The plaintiffs’ claim the petitioner statement to the Food and Drug Administration or FDA as to the intended use of the use of these screws fraudulently induced the FDA to give market approval and ultimately led to plaintiffs’ injuries.

The District Court concluded that these State law so-called fraud on the FDA claims were improper under the Medical Device Amendments to the Federal Food, Drug And Cosmetic Acts or the MDA, but the Court of Appeals for the Third Circuit reversed that decision, saying that there was no express or implied conflict between the plaintiffs’ claims and the MDA.

In an opinion filed with the Clerk of the Court today, we reverse.

Under the Supremacy Clause United States Constitution, State law claims have conflict with the federal statute are invalid under what is known as the implied preemption doctrine.

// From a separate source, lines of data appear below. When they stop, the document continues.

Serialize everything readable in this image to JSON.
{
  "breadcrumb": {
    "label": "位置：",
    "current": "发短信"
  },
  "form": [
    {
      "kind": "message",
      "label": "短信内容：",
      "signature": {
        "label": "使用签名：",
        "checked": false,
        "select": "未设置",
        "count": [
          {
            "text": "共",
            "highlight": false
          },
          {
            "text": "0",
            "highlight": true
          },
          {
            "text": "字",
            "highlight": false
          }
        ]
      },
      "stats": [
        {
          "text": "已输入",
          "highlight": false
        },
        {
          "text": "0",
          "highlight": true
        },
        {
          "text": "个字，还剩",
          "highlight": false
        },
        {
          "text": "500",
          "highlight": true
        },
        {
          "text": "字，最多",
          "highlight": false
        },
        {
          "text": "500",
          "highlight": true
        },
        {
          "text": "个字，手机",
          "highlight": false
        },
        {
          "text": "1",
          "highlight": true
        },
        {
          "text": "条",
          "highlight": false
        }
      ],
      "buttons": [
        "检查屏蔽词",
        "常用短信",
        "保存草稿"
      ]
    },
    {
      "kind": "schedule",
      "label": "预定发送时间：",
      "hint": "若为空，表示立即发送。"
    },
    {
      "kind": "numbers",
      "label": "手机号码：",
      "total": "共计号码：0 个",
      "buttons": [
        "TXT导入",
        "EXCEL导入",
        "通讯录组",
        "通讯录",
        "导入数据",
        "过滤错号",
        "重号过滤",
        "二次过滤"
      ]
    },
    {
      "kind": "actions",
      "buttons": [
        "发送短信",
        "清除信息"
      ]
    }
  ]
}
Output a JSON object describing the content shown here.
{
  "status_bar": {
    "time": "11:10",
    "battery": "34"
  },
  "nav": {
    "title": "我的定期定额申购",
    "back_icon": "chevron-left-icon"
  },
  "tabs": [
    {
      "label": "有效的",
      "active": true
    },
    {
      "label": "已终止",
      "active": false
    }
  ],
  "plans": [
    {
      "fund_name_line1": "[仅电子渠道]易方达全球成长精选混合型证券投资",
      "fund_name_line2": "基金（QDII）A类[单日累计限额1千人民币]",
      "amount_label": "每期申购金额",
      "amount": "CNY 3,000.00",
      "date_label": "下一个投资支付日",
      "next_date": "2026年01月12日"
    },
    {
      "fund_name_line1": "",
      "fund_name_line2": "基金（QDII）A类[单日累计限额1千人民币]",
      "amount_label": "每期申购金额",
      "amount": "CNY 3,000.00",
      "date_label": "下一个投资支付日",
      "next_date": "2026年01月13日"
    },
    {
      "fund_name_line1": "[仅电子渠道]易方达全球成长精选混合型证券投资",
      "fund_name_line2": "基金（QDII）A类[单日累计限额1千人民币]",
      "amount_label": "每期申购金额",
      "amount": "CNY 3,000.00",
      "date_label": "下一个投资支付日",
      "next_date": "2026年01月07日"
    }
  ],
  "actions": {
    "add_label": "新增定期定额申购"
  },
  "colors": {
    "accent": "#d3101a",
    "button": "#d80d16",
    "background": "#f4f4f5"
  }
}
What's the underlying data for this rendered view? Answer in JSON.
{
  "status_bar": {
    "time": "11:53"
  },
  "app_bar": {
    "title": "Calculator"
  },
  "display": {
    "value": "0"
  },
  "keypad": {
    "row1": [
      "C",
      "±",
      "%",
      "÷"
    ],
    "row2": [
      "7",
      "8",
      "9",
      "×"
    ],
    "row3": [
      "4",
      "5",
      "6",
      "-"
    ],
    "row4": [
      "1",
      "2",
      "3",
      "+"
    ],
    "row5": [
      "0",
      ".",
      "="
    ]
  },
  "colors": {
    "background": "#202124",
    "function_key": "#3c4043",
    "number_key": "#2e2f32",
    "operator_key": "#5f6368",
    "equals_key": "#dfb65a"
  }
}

The plaintiffs fraud on the FDA claims create such a conflict with the regulatory regime established by the MDA.

The bones screws at issue here were introduced under a provision of the MDA, directing the FDA to approve devices that it determines, are substantially equivalent to a device that is already on the market.

Referred to as the 510(k) process, this exception to the FDA’s more time consuming in normal processes prevents unnecessary delay in the development of competition among medical device manufactures.

The 510(k) process sets forth a comprehensive scheme for deciding whether an applicant’s device qualifies.

The process also includes various provisions aimed at detecting, deterring, and punishing false statements.

The statute makes clear that it is the FDA’s responsibility not that of private litigants to issue a measured response to incidence of non-compliance. The FDA is charged with achieving a variety of difficult and often competing statutory objectives and it would inevitably forth that task if plaintiffs at each of the 50 states, were able to bootstraps state tort claims under the federal regulatory regime.

Both manufacture’s willingness to participate in the approval process and their conduct within that regime would be skewed by fears of unpredictable state litigation.

This would interfere with the FDA’s own judgment is to how best to achieve the statute’s goal.

The conflict between the MDA and plaintiffs’ fraud on the FDA claims dictates that the latter are impliedly preempted.

Justice Stevens has filed an opinion concurring in the judgment in which Justice Thomas joins.